If Gower does experience any motivational problems this winter, they are likely to arrive after the final Test match, and may well be shared by most other members of the tour party. In the period between the completion of the three- match series and the one-off Test in Sri Lanka, the only scheduled cricket in a span of 18 days will be four one-day internationals.

Not so long ago, it was inconceivable that an England tour to India would consist of only three Test matches, but this winter's programme involves a split of 8-4 in favour of the one-day international - which was precisely the formula when India hosted the West Indies tour a few years ago. Sadly, England is now the only Test-playing nation in the world in which the 'House Full' notices are wheeled out for Test matches as well as the hit-and-giggle format.

However, despite the fact that England won the Texaco Trophy 4-1, this summer's results were undeniably deflationary, and while Gooch's philosophy will demand a squad capable of winning both types of series this winter, the greater emphasis will certainly be on the Test matches.

Of the seven specialist batsmen England are likely to choose, Gooch, Alec Stewart, Robin Smith (earmarked to fill the kiss of death spot at No 3) and Gatting can safely be described as certainties, with Gower and Graeme Hick as probables. This leaves one more place, and with an alternative opener to Stewart required, Michael Atherton is an obvious choice.

Neil Fairbrother and Mark Ramprakash are both likely to miss out, despite having their bank accounts inflated by pounds 15,000 TCCB winter retainers, as is Allan Lamb, whose chances of making the tour were pretty slim even before his tabloid accounts of ball-doctoring in the Test series against Pakistan appeared to make them virtually non-existant.

Three more places are reserved for players that the selectors will probably call all-rounders, but who can more accurately be described as bowlers who might score some runs. Chris Lewis, whose talent, like Hick's, is as yet unfulfilled, and Phillip DeFreitas will be two of them, and while England selectors tend to regard 22-year-olds as barely out of nappies Dominic Cork is a good enough prospect to win them over.

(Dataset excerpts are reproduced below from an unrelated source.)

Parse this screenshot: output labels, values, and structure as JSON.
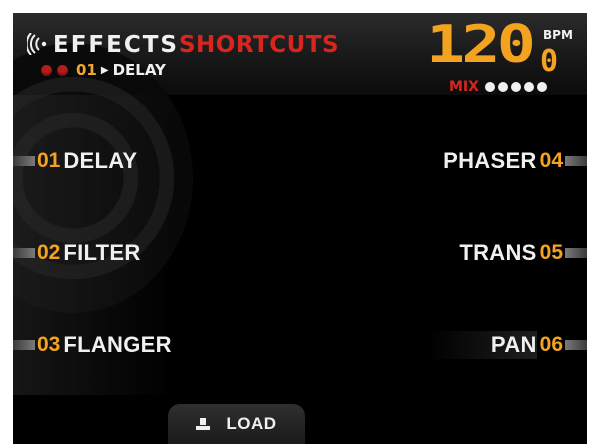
{
  "header": {
    "title_main": "EFFECTS",
    "title_accent": "SHORTCUTS",
    "current_number": "01",
    "current_name": "DELAY"
  },
  "bpm": {
    "value": "120",
    "decimal": "0",
    "unit": "BPM",
    "mix_label": "MIX",
    "mix_level_dots": 5
  },
  "effects": {
    "left": [
      {
        "number": "01",
        "name": "DELAY"
      },
      {
        "number": "02",
        "name": "FILTER"
      },
      {
        "number": "03",
        "name": "FLANGER"
      }
    ],
    "right": [
      {
        "number": "04",
        "name": "PHASER"
      },
      {
        "number": "05",
        "name": "TRANS"
      },
      {
        "number": "06",
        "name": "PAN"
      }
    ]
  },
  "footer": {
    "load_label": "LOAD"
  },
  "colors": {
    "accent_orange": "#f4a321",
    "accent_red": "#d8261f",
    "text_white": "#f0f0f0",
    "background": "#000000"
  },
  "icons": {
    "header_icon": "wireless-signal-icon",
    "load_icon": "load-arrow-icon",
    "breadcrumb_arrow": "play-arrow-icon"
  }
}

Devon Malcolm, as the only genuinely fast bowler who is fit, will certainly go, and if there is to be a surprise selection, it would mean picking another strike bowler as opposed to the Munton/ Mallender/Small school of medium-pace competence. Kent's Irish-born Australian Martin McCague has finished the season with a rare flourish, and with Australia also eligible to pick him, he might be a timely investment.

With so much emphasis on one- day cricket, Dermot Reeve would be a handy addition to the party, and the tour itinerary also suggests that a third spinner would spend less time twirling his fingers than twiddling his thumbs.

Philip Tufnell and Ian Salisbury (who is also an experienced one- day bowler) would be my choices, but it is more likely that John Emburey will join Gatting in being chosen from the list of previously ineligible players, and that Salisbury will be given the consolation prize of an A tour place.

As Alec Stewart has now made it clear that he does not want to make a career (or at least not a Test career) of keeping wicket, plus the fact that England are likely to play both spinners in the Test matches, a place for a specialist is guaranteed, and there are those who feel that Glamorgan's Colin Metson may have moved ahead of Jack Russell in this department. The irony will not be lost on Russell if he secures the vote on the grounds that he is the better batsman.

It may prove to have been a tougher job picking 16 for the A tour than the senior squad, in that writing down the names of promising players of similar ability is a recipe for a sprained wrist. Among the batsmen for a squad likely to be captained by Martyn Moxon, Nick Speak, John Crawley, Alistair Brown and Martin Speight are strong candidates, as are David Millns, Robert Croft, Paul Taylor and Andrew Caddick among the bowlers.

My 16 for the senior tour would be: Gooch (capt), Stewart (vice-capt), Atherton, Smith, Gatting, Gower, Hick, Russell, Lewis, DeFreitas, Cork, Reeve, Malcolm, McCague, Salisbury, Tufnell.